「僕を捨てていいよ……。」
想像以上に面白かったです!
大人に向けて作られた子供映画。
アートワーク等で100エーカーがもうあの世にしか見えない〜なんてネタで言ってたけど、実際前半なんか もうホラー映画のトーンでしたね。
でもそれくらい色のなくなった世界がだんだんと色彩を帯びて行く過程がなんとも感動的でした。
お話自体はすごくわかりやすいもので、
仕事ばかりで家庭を顧みなくなってしまった大人が幼少期の思い出に触れ、家族の大切さを再確認し、絆の再構築をする。
「インサイド・ヘッド」を観た大人を物語にしたら本作になります。
それでもものすごく哲学的なんですよね。
プーさんの無垢すぎてクレイジーな思考回路から出る言葉のひとつひとつに、僕らが当たり前に受け入れてる世の中の矛盾に気づかされハッとする。
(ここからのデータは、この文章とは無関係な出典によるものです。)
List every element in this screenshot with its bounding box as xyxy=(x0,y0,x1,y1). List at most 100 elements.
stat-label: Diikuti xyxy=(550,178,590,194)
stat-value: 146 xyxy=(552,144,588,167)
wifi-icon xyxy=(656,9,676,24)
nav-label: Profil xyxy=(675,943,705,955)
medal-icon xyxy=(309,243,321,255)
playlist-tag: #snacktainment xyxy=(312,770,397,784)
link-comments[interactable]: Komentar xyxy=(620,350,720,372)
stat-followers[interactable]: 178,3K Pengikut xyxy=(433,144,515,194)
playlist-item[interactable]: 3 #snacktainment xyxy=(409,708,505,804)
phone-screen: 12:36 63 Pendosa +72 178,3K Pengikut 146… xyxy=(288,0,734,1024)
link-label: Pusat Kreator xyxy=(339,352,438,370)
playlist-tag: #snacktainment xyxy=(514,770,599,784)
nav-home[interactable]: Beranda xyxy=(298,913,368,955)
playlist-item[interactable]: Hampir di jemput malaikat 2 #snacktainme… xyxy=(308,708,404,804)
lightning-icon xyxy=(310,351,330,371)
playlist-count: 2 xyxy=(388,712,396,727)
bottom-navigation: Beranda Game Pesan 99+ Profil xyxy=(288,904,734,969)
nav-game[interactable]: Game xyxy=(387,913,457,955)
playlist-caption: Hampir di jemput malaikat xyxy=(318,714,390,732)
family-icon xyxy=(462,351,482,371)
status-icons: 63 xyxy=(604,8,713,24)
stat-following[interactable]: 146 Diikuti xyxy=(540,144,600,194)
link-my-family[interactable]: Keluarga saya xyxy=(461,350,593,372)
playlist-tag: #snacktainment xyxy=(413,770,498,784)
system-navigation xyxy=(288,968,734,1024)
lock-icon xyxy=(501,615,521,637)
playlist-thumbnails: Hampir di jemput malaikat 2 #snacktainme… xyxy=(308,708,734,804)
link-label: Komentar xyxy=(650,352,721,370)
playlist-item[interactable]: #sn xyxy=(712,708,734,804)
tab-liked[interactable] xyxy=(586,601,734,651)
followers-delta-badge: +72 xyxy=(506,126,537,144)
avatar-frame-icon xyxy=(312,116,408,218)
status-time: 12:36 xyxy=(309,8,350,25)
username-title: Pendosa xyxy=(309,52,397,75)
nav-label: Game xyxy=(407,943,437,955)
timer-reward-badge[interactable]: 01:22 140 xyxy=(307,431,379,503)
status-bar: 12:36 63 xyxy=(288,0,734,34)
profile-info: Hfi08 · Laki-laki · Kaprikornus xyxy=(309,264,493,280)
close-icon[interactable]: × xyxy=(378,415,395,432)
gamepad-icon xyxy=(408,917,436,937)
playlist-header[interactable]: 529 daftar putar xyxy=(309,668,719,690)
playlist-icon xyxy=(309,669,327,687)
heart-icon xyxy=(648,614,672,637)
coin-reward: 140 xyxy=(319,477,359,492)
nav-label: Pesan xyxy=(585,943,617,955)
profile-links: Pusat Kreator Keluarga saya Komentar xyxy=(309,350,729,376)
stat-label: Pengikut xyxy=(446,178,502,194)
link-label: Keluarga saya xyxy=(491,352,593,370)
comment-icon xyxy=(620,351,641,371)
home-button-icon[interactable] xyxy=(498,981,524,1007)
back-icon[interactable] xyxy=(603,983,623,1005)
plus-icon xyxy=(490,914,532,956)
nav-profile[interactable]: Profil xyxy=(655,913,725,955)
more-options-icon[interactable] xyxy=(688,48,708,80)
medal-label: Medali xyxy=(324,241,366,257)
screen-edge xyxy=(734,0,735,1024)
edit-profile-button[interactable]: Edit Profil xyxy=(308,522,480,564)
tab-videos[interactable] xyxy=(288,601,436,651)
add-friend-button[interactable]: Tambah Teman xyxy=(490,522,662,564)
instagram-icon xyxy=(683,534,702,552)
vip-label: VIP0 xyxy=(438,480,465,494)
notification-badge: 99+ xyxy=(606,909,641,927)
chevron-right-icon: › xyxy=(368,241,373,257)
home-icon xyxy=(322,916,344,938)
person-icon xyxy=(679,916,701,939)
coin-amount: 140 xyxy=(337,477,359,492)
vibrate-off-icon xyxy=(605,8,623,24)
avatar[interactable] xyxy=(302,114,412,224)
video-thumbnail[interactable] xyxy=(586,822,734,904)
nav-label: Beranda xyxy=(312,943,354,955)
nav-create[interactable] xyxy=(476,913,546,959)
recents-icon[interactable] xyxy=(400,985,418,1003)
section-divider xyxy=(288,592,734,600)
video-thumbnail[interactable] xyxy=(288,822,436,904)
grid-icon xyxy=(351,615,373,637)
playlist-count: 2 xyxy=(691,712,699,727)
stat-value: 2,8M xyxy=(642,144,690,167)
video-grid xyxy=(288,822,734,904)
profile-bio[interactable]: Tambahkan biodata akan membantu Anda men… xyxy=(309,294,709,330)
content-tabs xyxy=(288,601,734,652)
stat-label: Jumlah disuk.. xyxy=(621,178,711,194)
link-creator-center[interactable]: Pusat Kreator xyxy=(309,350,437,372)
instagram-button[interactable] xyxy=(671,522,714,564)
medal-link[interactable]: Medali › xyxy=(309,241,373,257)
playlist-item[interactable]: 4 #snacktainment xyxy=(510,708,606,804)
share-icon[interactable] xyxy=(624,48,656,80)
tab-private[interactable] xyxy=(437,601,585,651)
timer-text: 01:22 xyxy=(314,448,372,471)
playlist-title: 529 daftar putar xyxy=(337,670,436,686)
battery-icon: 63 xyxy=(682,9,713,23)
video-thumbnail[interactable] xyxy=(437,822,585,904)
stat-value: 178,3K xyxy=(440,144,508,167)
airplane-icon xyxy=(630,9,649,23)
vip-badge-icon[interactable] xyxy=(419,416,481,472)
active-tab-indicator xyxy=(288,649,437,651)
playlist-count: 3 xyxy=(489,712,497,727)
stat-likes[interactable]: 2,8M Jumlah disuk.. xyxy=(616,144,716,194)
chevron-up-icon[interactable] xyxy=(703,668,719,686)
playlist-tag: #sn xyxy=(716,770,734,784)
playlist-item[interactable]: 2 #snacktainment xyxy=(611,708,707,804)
実際の世の中、プーさんの言うような理想通りにはならないですが、
本作のすごいところは、
《家族との絆の再構築》
という物語的命題はもちろん解決しながら
物語内でクリストファー・ロビンが抱える
《仕事の問題》
にも、ちゃんとプーさんの言ったこと、"トンケン"を通じてクリストファーが学んだこと、そのすべてを踏襲し、ちゃんと理屈の通った解答を出してるんですよ!
それっぽい綺麗事を信じて「よし、明日からまた頑張るか!」とか、ましてや仕事を辞めてしまう…みたいな逃げ方は一切していないところに全力で脱帽しました!
まぁそんな小難しいこと抜きに、エンターテイメントとしてむちゃくちゃ面白いです!
プーさんやそのほかの仲間たちとの会話のうまい具合に噛み合ってないのもたまらなく可愛いし、可笑しい。
また あぁいう小動物系キャラ(今回はぬいぐるみだけど)が人の家にくると家具とか何もかもメチャクチャにするのがお約束!
しかもプーさんはおっとりしてるのにドンガラガッシャンですから、もうそのギャップがたまらないです。
ロンドンの街を舞台にしたスラップスティックコメディも最高で、とくに「パディントン」で共同脚本とちょい役で出演していたサイモン・ファーナビーが出てくるシーンが最高!
そしてラストはあの綺麗な景色と幸せな光景に心底グッときました。
とにかく100エーカーの森が愛おしく撮られていて、ウットリさせられますよ。
子供が見ても最高に楽しい映画だし、大人が見ればよりハッとさせられる、ある意味スリリングな映画でもあるので、本当すべての人にオススメです!!